The Daily Telegraph

Peerless Altior can cement his place among the legends

Henderson’s superstar is a banker to defend title National hero Tiger Roll faces tough challenge

- Marcus Armytage RACING CORRESPOND­ENT at Cheltenham

It has been a topsy-turvy winter – dry when it should have been wet, warm when it should have been cold, good ground when it should have been hock-deep mud – but Altior, the embodiment of equine athleticis­m, can overcome the proper National Hunt conditions forecast today to win his second Betway Champion Chase here.

In the Cheltenham­s of my youth, when it seemed that there was always water lying on the course and horses could still run on the first day and be pulled out again on the third (and win), I remember Chinrullah, trained by the recently departed Mick O’toole, winning the 1980 Champion Chase.
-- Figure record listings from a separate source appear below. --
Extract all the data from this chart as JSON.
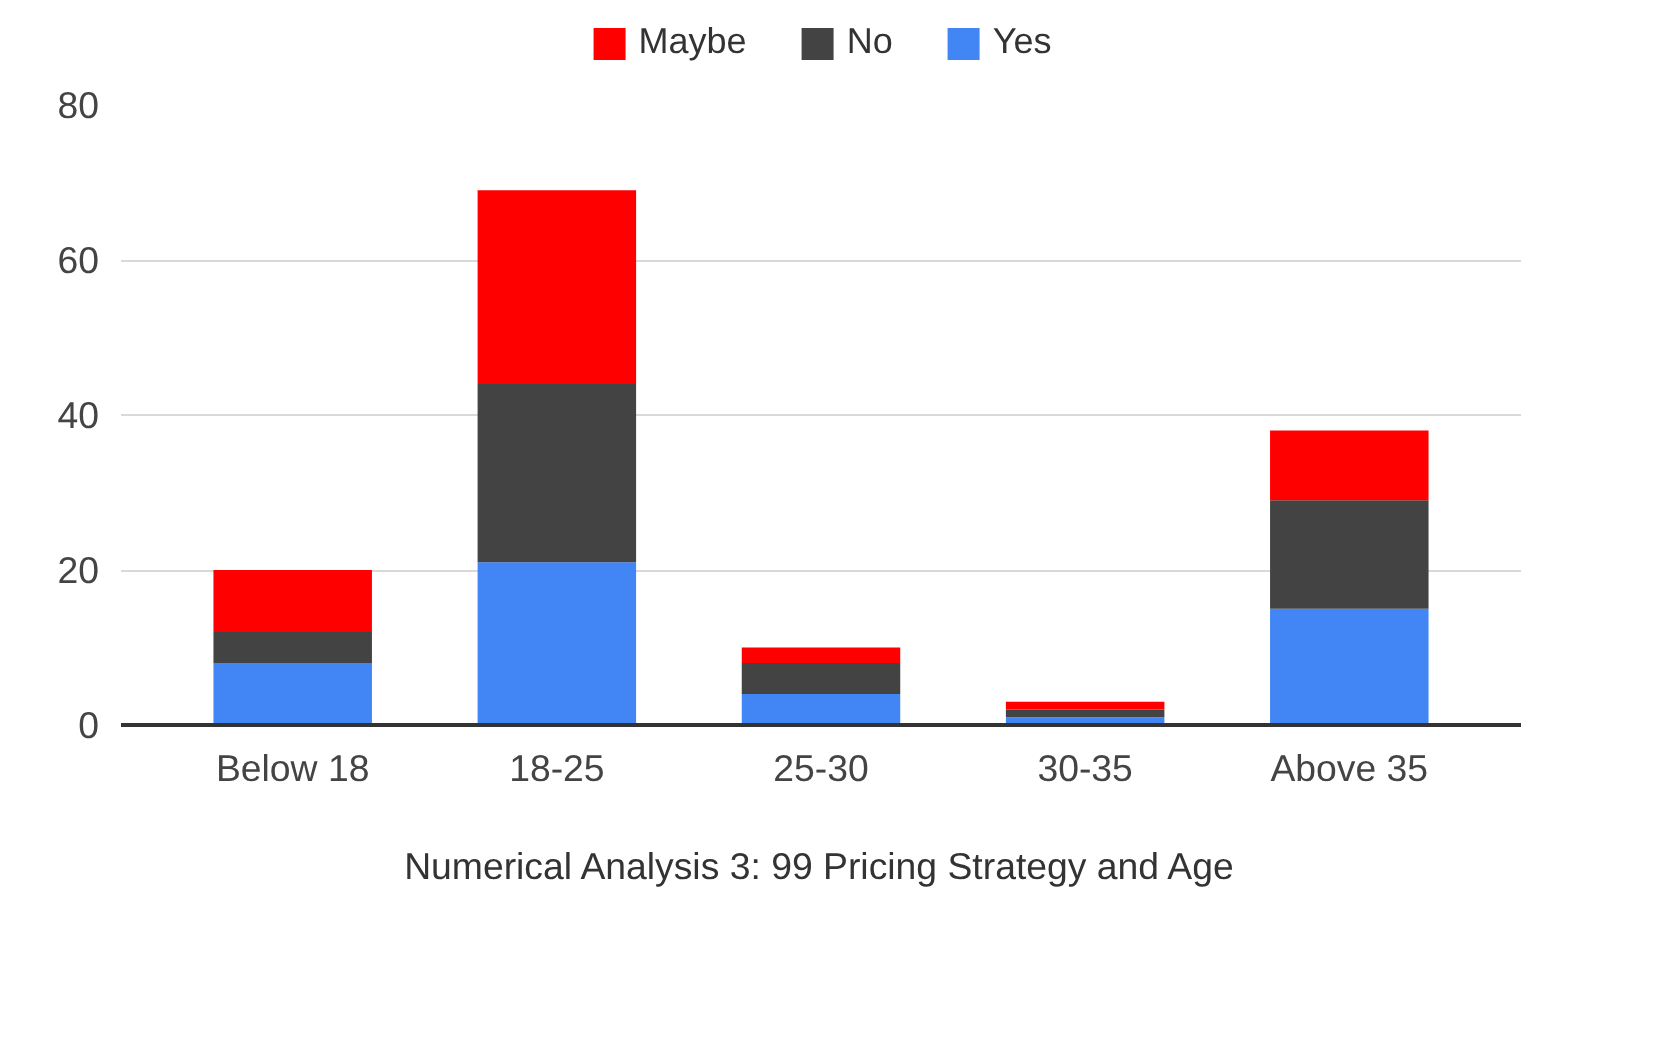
{
  "chart_data": {
    "type": "bar",
    "stacked": true,
    "xlabel": "Numerical Analysis 3: 99 Pricing Strategy and Age",
    "categories": [
      "Below 18",
      "18-25",
      "25-30",
      "30-35",
      "Above 35"
    ],
    "series": [
      {
        "name": "Yes",
        "color": "#4285f4",
        "values": [
          8,
          21,
          4,
          1,
          15
        ]
      },
      {
        "name": "No",
        "color": "#434343",
        "values": [
          4,
          23,
          4,
          1,
          14
        ]
      },
      {
        "name": "Maybe",
        "color": "#ff0000",
        "values": [
          8,
          25,
          2,
          1,
          9
        ]
      }
    ],
    "ylim": [
      0,
      80
    ],
    "yticks": [
      0,
      20,
      40,
      60,
      80
    ],
    "grid": "y",
    "legend": "top"
  }
}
He had his tail tied up like a hunter to stop it being weighed down with mud, and perhaps it is because we have not seen as much soft ground this winter as we normally do that we are making a bigger deal out of it than we might otherwise. However it will be nothing that Altior cannot cope with.

Seldom has a horse had a suit of armour with so few chinks in it and while good ground is more conducive to speed and the power his hind legs generate as he pushes off at an obstacle, Altior’s victory in this season’s Tingle Creek on Sandown’s soft ground in December and, indeed, in last year’s Champion Chase, reminded one of the adage that good horses are supposed to handle all conditions.

But having lost his position as the highest-rated two-mile chaser in Britain or Ireland to Cyrname, a horse who does not go left-handed so skips today’s race, Nicky Henderson’s nine-year-old, unbeaten in 17 starts, has a little bit of a point to prove today.

A second Champion Chase would equal Sprinter Sacre, the horse by which any two-mile chaser at Seven Barrows will always be measured, and in terms of achievemen­t it would put him up there with Master Minded, Moscow Flyer, Viking Flagship and the two great two-milers of the 1980s, Barnbrook Again and Pearlyman.

This season his only deviation from perfection was to jump lefthanded, markedly so at some fences, in the Clarence House Chase at Ascot last time out in January. It still did not stop him winning with his head in his chest and, though it can occasional­ly be a sign of some muscular problem, Henderson was quick to dismiss it as an irrelevanc­e.

Last year his preparatio­n for the Champion was hurried after a wind operation, and he hit a flat spot turning in, adding a dramatic pause to an otherwise certain result, before he sprouted wings between the final two fences and stayed on up the hill so strongly that he beat Min by seven lengths. There have been no flat spots this season.

Though this is traditiona­lly one of the Festival’s great championsh­ip races, it neverthele­ss appears that only Altior could fabricate his own defeat. If the forecast high winds stop him they will have stopped everyone else and merely delayed the inevitable. He is the nearest thing to a certainty this week. Min must be favourite to follow him home again.

Altior is not the only equine superstar on show today. Some racing profession­als still dismiss the Glenfarcla­s Cross Country as an opportunit­y to find a nice cup of tea but for Gordon Elliott it is just another chance for a winner.

The favourite Tiger Roll, the horse Michael O’leary affectiona­tely described as a “little rat of a thing” after he won the Grand National last April, is seven-eighths of the way to becoming one of the jumping game’s bona fide greats.

He has already won three different races at the Festival – the Triumph, the National Hunt Chase and last year’s cross-country – but his enthusiasm for the sport knows no bounds. In a warm-up for this he won on his return to hurdles, and next month he probably has a good chance of becoming the first horse to win back-to-back Grand Nationals since Red Rum.

He will not be great value this afternoon, however, and his dangers include Auvergnat and Josies Orders, trained by the “king of the banks” Enda Bolger, and Fact Of The Matter, who showed his liking for this event, finishing first and second in two starts here, albeit in handicaps.

Elliott, Tiger Roll’s trainer, can start the day on the right note by winning the Ballymore Hurdle with the unbeaten Battleover­doyen, who, like a lot of his rivals in this race, looks a chaser in the making. Unbeaten so far, the step up to twoand-a-half miles last time out appeared to bring out more improvemen­t.

The Gold Cup horses of the future contest the RSA Chase and though there is a lot of confidence in Ireland behind Delta Work, the Paul Nicholls-trained Topofthega­me, ironically the only horse in the race yet to win over fences, can land this for Britain.

According to Harry Cobden he has come on a lot from his defeat by La Bague Au Roi at Kempton over Christmas and, though the form lines between him and the Irish favourite suggest there is little to separate them, if he really has improved then it should tip him the advantage.